1Department of General Practice, Istanbul Mehmet Akif Ersoy Thoracic and Cardiovascular Surgery Training and Research Hospital, Istanbul, Turkey
2Department of Cardiology, Istanbul Mehmet Akif Ersoy Thoracic and Cardiovascular Surgery Training and Research Hospital, Istanbul, Turkey
3Department of Pharmacology, Istanbul Mehmet Akif Ersoy Thoracic and Cardiovascular Surgery Training and Research Hospital, Istanbul, Turkey

Anahtar Kelimeler: Açlık; elektrokardiyografi; QRST açısı.

Özet

Giriş: İnsanlarda uzun süreli açlık, ateroskleroz ile ilişkili sistemik inflamasyon ve oksidatif stres belirteçlerini azaltır ve uzun süreli açlığın kardiyak fonksiyonlar üzerine olumlu etkileri gösterilmiştir.
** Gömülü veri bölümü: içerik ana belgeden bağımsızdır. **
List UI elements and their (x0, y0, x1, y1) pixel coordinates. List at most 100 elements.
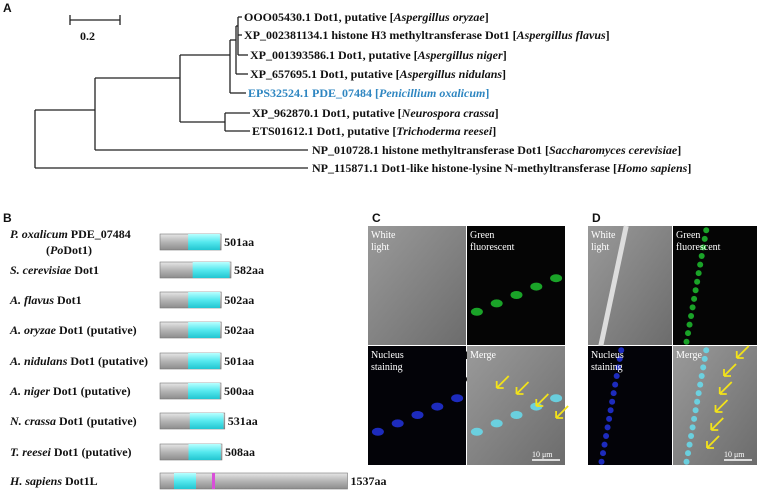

Frontal QRST açısı (fQRSTa) ventriküler repolarizasyon göstergesi olup aritmi insidansı ve olumsuz klinik sonlanımlarla ilişkilidir. Çalışmamızın amacı uzun aralıklı açlık periyodlarının kardiyak ileti sistemi ile ventrikül fonksiyonları ve özellikle fQRSTa üzerine etkisini incelemektir.

Hastalar ve Yöntem: Çalışmamıza Ramazan ayı boyunca oruç tutarak uzun açlık periyoduna giren 57 adet gönüllü dahil edilmiştir. Hastaların Ramazan dönemi öncesi bazal elektrokardiyografi (EKG) kayıtları alınarak bir aylık intermittant açlık periyodları sonrası kontrol EKG kayıtları incelenmiştir. Bazal ve açlık sonrası EKG parametreleri ve özellikle fQRSTa karşılaştırılmıştır.

Bulgular: Uzun açlık öncesi dönemde QRS aksı [38 (34.5-58), 56 (54-58); p< 0.022] ve P dalga amplitüdü [0.040 (0.025-0.044), 0.046 (0.041-0.049); p= 0.001] açlık sonrası döneme göre istatistiksel olarak daha düşük saptanmıştır. Açlık öncesi dönemde T aksı [73 (56.5-83.5), 54 (47-57); p< 0.001] ve frontal QRS açısı (33.4 ± 22.1, 12.4 ± 15.4; p< 0.001) açlık sonrası döneme göre istatistiksel olarak daha yüksek bulunmuştur.

Sonuç: Uzun açlığın kalp ileti sistemi ve ventrikül fonksiyonları üzerine etkisinin incelendiği bu çalışmada açlık sonrası dönemde P dalga amplitüdünde artış izlenmiştir. Ayrıca açlık sonrası QRS aksı artış gösterip T aksı gerilemekte ve sonuç olarak frontal QRST aksında azalma izlenmektedir. Bu ise ventrikül fonksiyonları üzerinde olumlu bir etki olarak değerlendirilebilir.